Global marine insurance remain uncertain towards the future
Global marine insurance results indicate a modest recovery but COVID-19 adds uncertainty for the future, IUMI reports
the International Union of Marine Insurance – presented its analysis of the latest marine insurance market trends during its annual conference which this year is being held online. Marine underwriting premiums for 2019 were estimated to be USD 28.7 billion which represents a 0.9% reduction from 2018.
The USD 28.7 billion global income was split between these geographic regions: Europe 46.3%, Asia/Pacific 31.8%, Latin America 10.3%, North America 5.3%, Other 6.3%.
2019 saw Europe’s global share reduce slightly from 46.4% (2018) to 46.3% and Asia’s share increase modestly from 30.7% (2018) to 31.8%.
Covid-19 will show unexpected statistics due to Covid-19 situation
For global marine premium by line of business, cargo continued to represent the largest share with 57.5% in 2019, hull 24.1%, offshore energy 11.7% and marine liability (excluding than IGP&I) 6.8%.
Philip Graham, Chair of IUMI’s Facts & Figures Committee put the numbers into context:
“The numbers we are reporting today cover the 2019 underwriting year and are pre-COVID-19. In the past, we’ve been able to analyse trends to get an understanding of potential future outcomes but COVID is such a significant global event that it will inevitably impact on all statistics, including IUMI’s. Clearly there is a lag between IUMI’s reported 2019 numbers and the effect that COVID is having on the marine insurance markets.
The loss ratio figures as of 2019 suggest the start of a modest recovery in the hull and cargo segments and a continued fragile balance in the energy segment, but it is still early days and it remains to be seen how far COVID-19 will impact these trends going forward.”
Philip Graham, Chair of IUMI’s, states that pandemic has pushed digitalization forward with one generation
“One consequence of COVID is that people are travelling less and buying less. This has translated into a lower utilisation of certain vessel classes such as containerships, cruise ships and yachts. A direct result is the abnormally low level of claims incidents recorded in recent months. While this is good for underwriters in the short-term, we should be wary of a return to normality as untilisation begins to increase. Similarly, COVID has negatively impacted the oil price causing a slow-down in offshore activity. Underwriters need to be aware of the uncertain consequences of a return to more normal levels of production.”
“In my view, the coronavirus pandemic has, in a few short months, digitally moved many industries, particularly the insurance industry forward by at least a generation. In many ways this is extremely positive and we need to maintain that momentum as we look to improve efficiencies and manage down the transitional cost of insurance, driving a more flexible, efficient and inclusive environment.
However, we must also be mindful of how the pandemic has financially impacted many of our clients and the potential impact that could have on risk management. As importantly, we must not forget the sacrifices being made every day by all those at sea who as a result of the pandemic have continued to serve world-trade in extremely challenging conditions for extended periods and often without the ability to see loved ones for a considerable time with the associated fatigue and mental anguish that accompanies that”.
Global cargo premium amounts to $ 15.6 billion in 2019
The global premium base for the cargo market for 2019 was reported to be USD 15.6 billion – a 1.5% reduction from 2018. Exchange rate fluctuations impact most heavily on this sector and so comparisons with earlier years cannot be exact.

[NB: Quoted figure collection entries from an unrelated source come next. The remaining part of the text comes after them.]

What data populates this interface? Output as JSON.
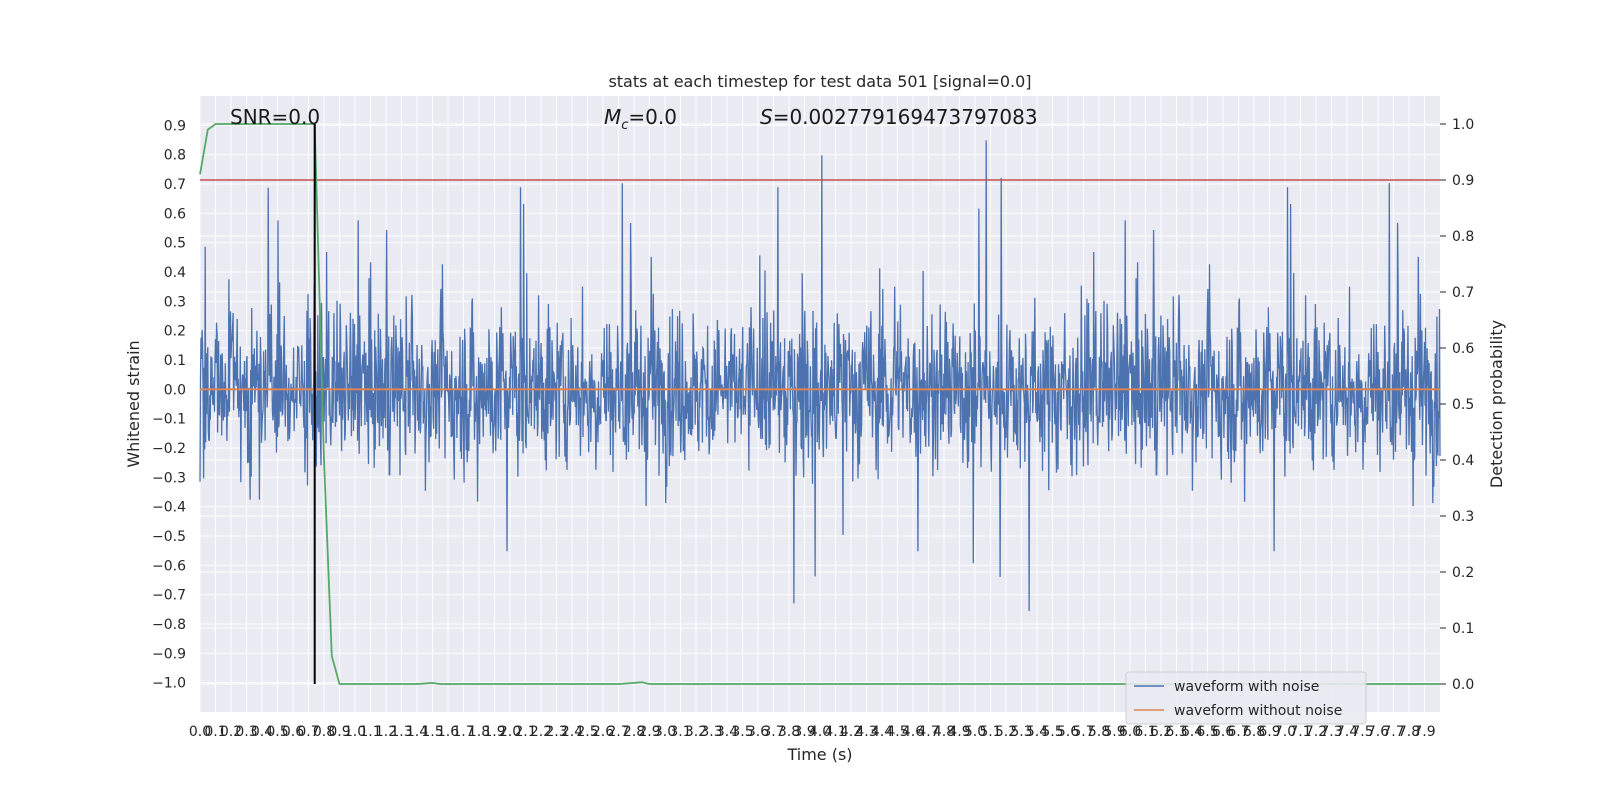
{
  "chart_data": {
    "type": "line",
    "title": "stats at each timestep for test data 501 [signal=0.0]",
    "xlabel": "Time (s)",
    "ylabel": "Whitened strain",
    "y2label": "Detection probability",
    "xlim": [
      0,
      8.0
    ],
    "ylim": [
      -1.1,
      1.0
    ],
    "y2lim": [
      -0.05,
      1.05
    ],
    "x_ticks": [
      "0.0",
      "0.1",
      "0.2",
      "0.3",
      "0.4",
      "0.5",
      "0.6",
      "0.7",
      "0.8",
      "0.9",
      "1.0",
      "1.1",
      "1.2",
      "1.3",
      "1.4",
      "1.5",
      "1.6",
      "1.7",
      "1.8",
      "1.9",
      "2.0",
      "2.1",
      "2.2",
      "2.3",
      "2.4",
      "2.5",
      "2.6",
      "2.7",
      "2.8",
      "2.9",
      "3.0",
      "3.1",
      "3.2",
      "3.3",
      "3.4",
      "3.5",
      "3.6",
      "3.7",
      "3.8",
      "3.9",
      "4.0",
      "4.1",
      "4.2",
      "4.3",
      "4.4",
      "4.5",
      "4.6",
      "4.7",
      "4.8",
      "4.9",
      "5.0",
      "5.1",
      "5.2",
      "5.3",
      "5.4",
      "5.5",
      "5.6",
      "5.7",
      "5.8",
      "5.9",
      "6.0",
      "6.1",
      "6.2",
      "6.3",
      "6.4",
      "6.5",
      "6.6",
      "6.7",
      "6.8",
      "6.9",
      "7.0",
      "7.1",
      "7.2",
      "7.3",
      "7.4",
      "7.5",
      "7.6",
      "7.7",
      "7.8",
      "7.9"
    ],
    "y_ticks": [
      "0.9",
      "0.8",
      "0.7",
      "0.6",
      "0.5",
      "0.4",
      "0.3",
      "0.2",
      "0.1",
      "0.0",
      "−0.1",
      "−0.2",
      "−0.3",
      "−0.4",
      "−0.5",
      "−0.6",
      "−0.7",
      "−0.8",
      "−0.9",
      "−1.0"
    ],
    "y2_ticks": [
      "1.0",
      "0.9",
      "0.8",
      "0.7",
      "0.6",
      "0.5",
      "0.4",
      "0.3",
      "0.2",
      "0.1",
      "0.0"
    ],
    "annotations": {
      "snr": "SNR=0.0",
      "mc_symbol": "M",
      "mc_sub": "c",
      "mc_value": "=0.0",
      "s_symbol": "S",
      "s_value": "=0.002779169473797083"
    },
    "threshold": 0.9,
    "marker_time": 0.74,
    "series": [
      {
        "name": "waveform with noise",
        "color": "#4c72b0",
        "noise_amplitude": 0.45,
        "peak_min": -1.0,
        "peak_max": 0.9
      },
      {
        "name": "waveform without noise",
        "color": "#dd8452",
        "x": [
          0.0,
          8.0
        ],
        "y": [
          0.0,
          0.0
        ]
      },
      {
        "color": "#55a868",
        "axis": "right",
        "x": [
          0.0,
          0.05,
          0.1,
          0.2,
          0.3,
          0.4,
          0.5,
          0.6,
          0.7,
          0.74,
          0.76,
          0.8,
          0.85,
          0.9,
          1.0,
          1.4,
          1.5,
          1.55,
          1.6,
          2.0,
          2.7,
          2.85,
          2.9,
          3.0,
          4.0,
          5.0,
          6.0,
          7.0,
          8.0
        ],
        "y": [
          0.91,
          0.99,
          1.0,
          1.0,
          1.0,
          1.0,
          1.0,
          1.0,
          1.0,
          1.0,
          0.8,
          0.4,
          0.05,
          0.0,
          0.0,
          0.0,
          0.002,
          0.0,
          0.0,
          0.0,
          0.0,
          0.003,
          0.0,
          0.0,
          0.0,
          0.0,
          0.0,
          0.0,
          0.0
        ]
      }
    ],
    "threshold_color": "#c44e52",
    "marker_color": "#000000",
    "grid": true,
    "legend_position": "lower-right"
  }
}
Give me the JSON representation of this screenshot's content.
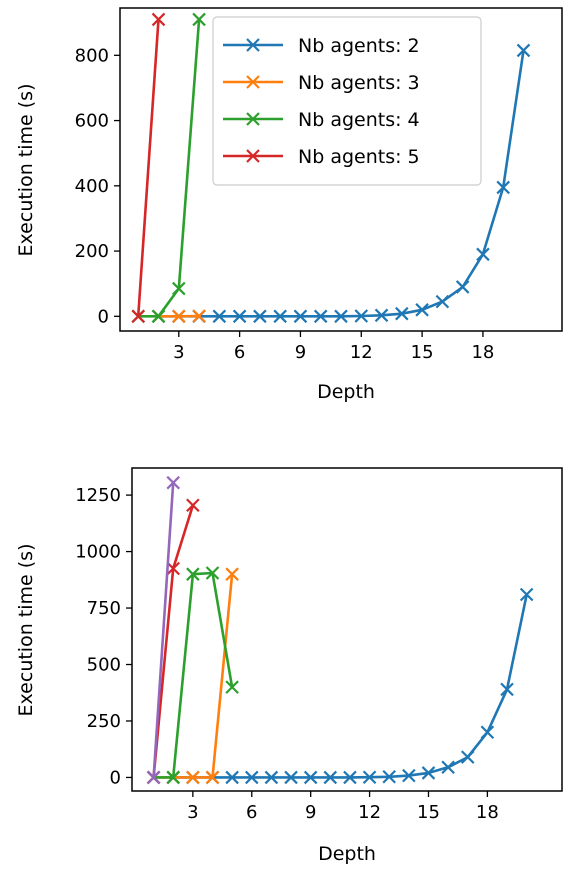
{
  "chart_data": [
    {
      "type": "line",
      "xlabel": "Depth",
      "ylabel": "Execution time (s)",
      "xlim": [
        0.1,
        21.9
      ],
      "ylim": [
        -45,
        945
      ],
      "xticks": [
        3,
        6,
        9,
        12,
        15,
        18
      ],
      "yticks": [
        0,
        200,
        400,
        600,
        800
      ],
      "grid": false,
      "legend": {
        "placement": "top-right",
        "entries": [
          "Nb agents: 2",
          "Nb agents: 3",
          "Nb agents: 4",
          "Nb agents: 5"
        ]
      },
      "series": [
        {
          "name": "Nb agents: 2",
          "color": "#1f77b4",
          "x": [
            2,
            3,
            4,
            5,
            6,
            7,
            8,
            9,
            10,
            11,
            12,
            13,
            14,
            15,
            16,
            17,
            18,
            19,
            20,
            21
          ],
          "y": [
            0,
            0,
            0,
            0,
            0,
            0,
            0,
            0,
            0,
            0,
            1,
            3,
            8,
            20,
            45,
            90,
            190,
            395,
            815,
            null
          ]
        },
        {
          "name": "Nb agents: 3",
          "color": "#ff7f0e",
          "x": [
            2,
            3,
            4
          ],
          "y": [
            0,
            0,
            1
          ]
        },
        {
          "name": "Nb agents: 4",
          "color": "#2ca02c",
          "x": [
            1,
            2,
            3,
            4
          ],
          "y": [
            0,
            0,
            85,
            910
          ]
        },
        {
          "name": "Nb agents: 5",
          "color": "#d62728",
          "x": [
            1,
            2
          ],
          "y": [
            0,
            910
          ]
        }
      ]
    },
    {
      "type": "line",
      "xlabel": "Depth",
      "ylabel": "Execution time (s)",
      "xlim": [
        -0.1,
        21.8
      ],
      "ylim": [
        -60,
        1370
      ],
      "xticks": [
        3,
        6,
        9,
        12,
        15,
        18
      ],
      "yticks": [
        0,
        250,
        500,
        750,
        1000,
        1250
      ],
      "grid": false,
      "series": [
        {
          "color": "#1f77b4",
          "x": [
            2,
            3,
            4,
            5,
            6,
            7,
            8,
            9,
            10,
            11,
            12,
            13,
            14,
            15,
            16,
            17,
            18,
            19,
            20
          ],
          "y": [
            0,
            0,
            0,
            0,
            0,
            0,
            0,
            0,
            0,
            0,
            1,
            3,
            8,
            20,
            45,
            90,
            200,
            390,
            810
          ]
        },
        {
          "color": "#ff7f0e",
          "x": [
            1,
            2,
            3,
            4,
            5
          ],
          "y": [
            0,
            0,
            0,
            0,
            900
          ]
        },
        {
          "color": "#2ca02c",
          "x": [
            1,
            2,
            3,
            4,
            5
          ],
          "y": [
            0,
            0,
            900,
            905,
            400
          ]
        },
        {
          "color": "#d62728",
          "x": [
            1,
            2,
            3
          ],
          "y": [
            0,
            925,
            1205
          ]
        },
        {
          "color": "#9467bd",
          "x": [
            1,
            2
          ],
          "y": [
            0,
            1305
          ]
        }
      ]
    }
  ]
}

In general, cargo premiums are strongly correlated with world trade values but they have lagged behind in recent years. IUMI’s 2019 numbers do not account for the impact of COVID-19 but the virus has injected significant uncertainty into future world trade forecasts in terms of values, volumes and changing trade patterns. This makes it difficult to predict the performance of the cargo market going forward.
Loss ratios in Europe for the years 2014-2016 were particularly high, but all recent years up to 2019 were under the influence of an increasing exposure to nat-cat or man-made events combined with accumulations on ships and in ports which were not necessarily reflected in premiums. 2019 started at around 60% which demonstrates a modest improvement compared with previous years and is expected to end slightly below 70% if the year follows a standard development pattern.
Covid-19 reflects on cargo damages of vulnerable cargoes.
Loss ratios in Asia were stable until 2014 but then increased dramatically to around 60% in 2018; there appears to be a slight improvement in 2019 with a loss ratio of around 50%. In Latin America, the ratio is stable in the 50-55% range. Taken together, these loss ratios indicate the beginnings of a market recovery.
Increasing risk continues to blight this sector including man-made and naturally occurring incidents. Fires on containerships represented a significant amount of cargo loss in 2019 and has continued into 2020 with a major car carrier and VLCC fire.
Accumulation of cargo in stock and in transit has been exacerbated by COVID-19 due to port congestion and delivery delays. This is also increasing the likelihood of damage to vulnerable cargoes such a refrigerated goods.